PSE is a key ingredient used in the illegal production of methamphetamine, a growing drug abuse problem in communities nationwide. That has led to state and local measures that regulate access to OTC products that contain PSE, including calls to make such medicines available only with a doctor’s prescription.

“The survey results are evidence that patients who need access to these medicines feel very strongly about access,” stated Meryl Bloomrosen, AAFA’s senior vice president of advocacy, policy and research. “A few states and localities have taken steps to impede people suffering from cough, cold and allergies from easily accessing the safe and effective FDA-approved therapies they rely on, and these places are greatly inconveniencing consumers.”

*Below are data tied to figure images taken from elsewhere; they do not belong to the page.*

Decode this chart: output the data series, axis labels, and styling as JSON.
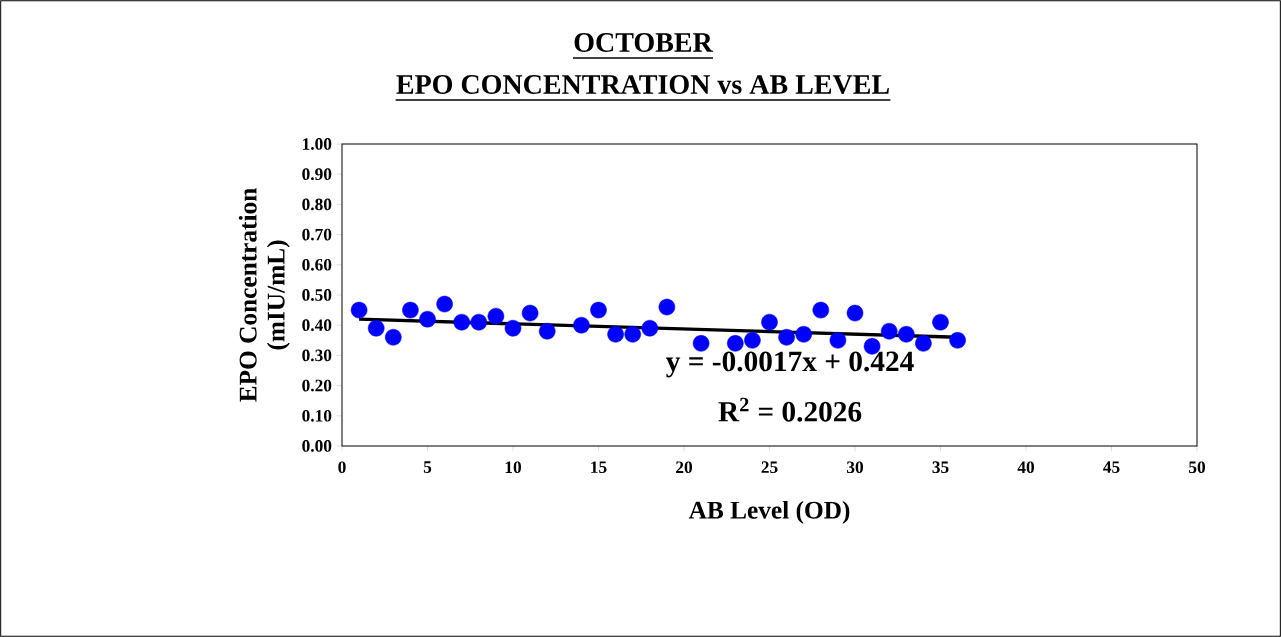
{
  "chart_data": {
    "type": "scatter",
    "title": "OCTOBER",
    "subtitle": "EPO CONCENTRATION vs AB LEVEL",
    "xlabel": "AB Level (OD)",
    "ylabel": "EPO Concentration\n(mIU/mL)",
    "xlim": [
      0,
      50
    ],
    "xticks": [
      0,
      5,
      10,
      15,
      20,
      25,
      30,
      35,
      40,
      45,
      50
    ],
    "ylim": [
      0,
      1
    ],
    "yticks": [
      {
        "value": 0,
        "label": "0.00"
      },
      {
        "value": 0.1,
        "label": "0.10"
      },
      {
        "value": 0.2,
        "label": "0.20"
      },
      {
        "value": 0.3,
        "label": "0.30"
      },
      {
        "value": 0.4,
        "label": "0.40"
      },
      {
        "value": 0.5,
        "label": "0.50"
      },
      {
        "value": 0.6,
        "label": "0.60"
      },
      {
        "value": 0.7,
        "label": "0.70"
      },
      {
        "value": 0.8,
        "label": "0.80"
      },
      {
        "value": 0.9,
        "label": "0.90"
      },
      {
        "value": 1,
        "label": "1.00"
      }
    ],
    "grid": false,
    "marker": "circle",
    "series": [
      {
        "type": "scatter",
        "color": "#0000ff",
        "x": [
          1,
          2,
          3,
          4,
          5,
          6,
          7,
          8,
          9,
          10,
          11,
          12,
          14,
          15,
          16,
          17,
          18,
          19,
          21,
          23,
          24,
          25,
          26,
          27,
          28,
          29,
          30,
          31,
          32,
          33,
          34,
          35,
          36
        ],
        "values": [
          0.45,
          0.39,
          0.36,
          0.45,
          0.42,
          0.47,
          0.41,
          0.41,
          0.43,
          0.39,
          0.44,
          0.38,
          0.4,
          0.45,
          0.37,
          0.37,
          0.39,
          0.46,
          0.34,
          0.34,
          0.35,
          0.41,
          0.36,
          0.37,
          0.45,
          0.35,
          0.44,
          0.33,
          0.38,
          0.37,
          0.34,
          0.41,
          0.35
        ]
      },
      {
        "type": "line",
        "color": "#000000",
        "marker": "none",
        "line_style": "solid",
        "x": [
          1,
          36
        ],
        "values": [
          0.42,
          0.36
        ]
      }
    ],
    "annotations": [
      "y = -0.0017x + 0.424",
      "R$^{2}$ = 0.2026"
    ]
  }
}
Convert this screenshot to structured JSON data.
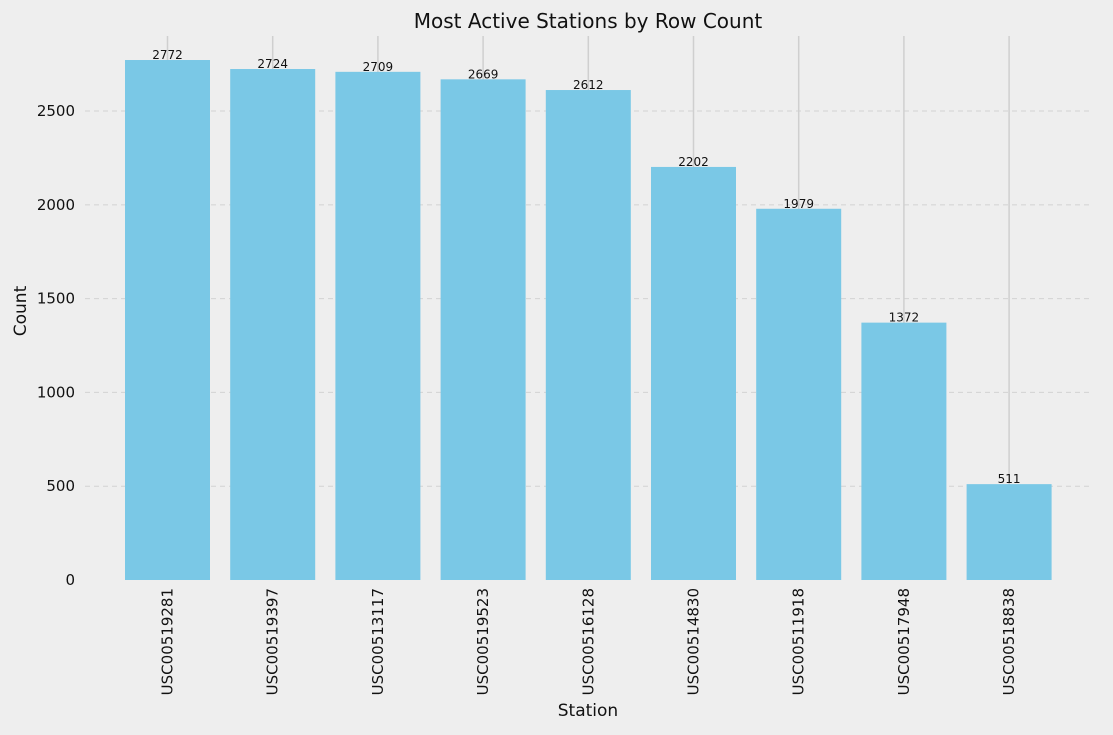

In the survey — conducted in Illinois, Indiana, Tennessee, Oklahoma and Missouri — 98% of respondents who experienced cold, cough and flu symptoms and 88% of those with nasal allergies indicated that they buy nonprescription medication to treat their ailments. Sixty-five percent of those experiencing cold, cough, flu symptoms or nasal allergies said they would select a decongestant based on a trusted brand that has previously worked for them, rather than the one with the lower price.

“Patients and caregivers prefer to get medication for themselves and their families all at one store, and they deserve that right to access,” Bloomrosen added.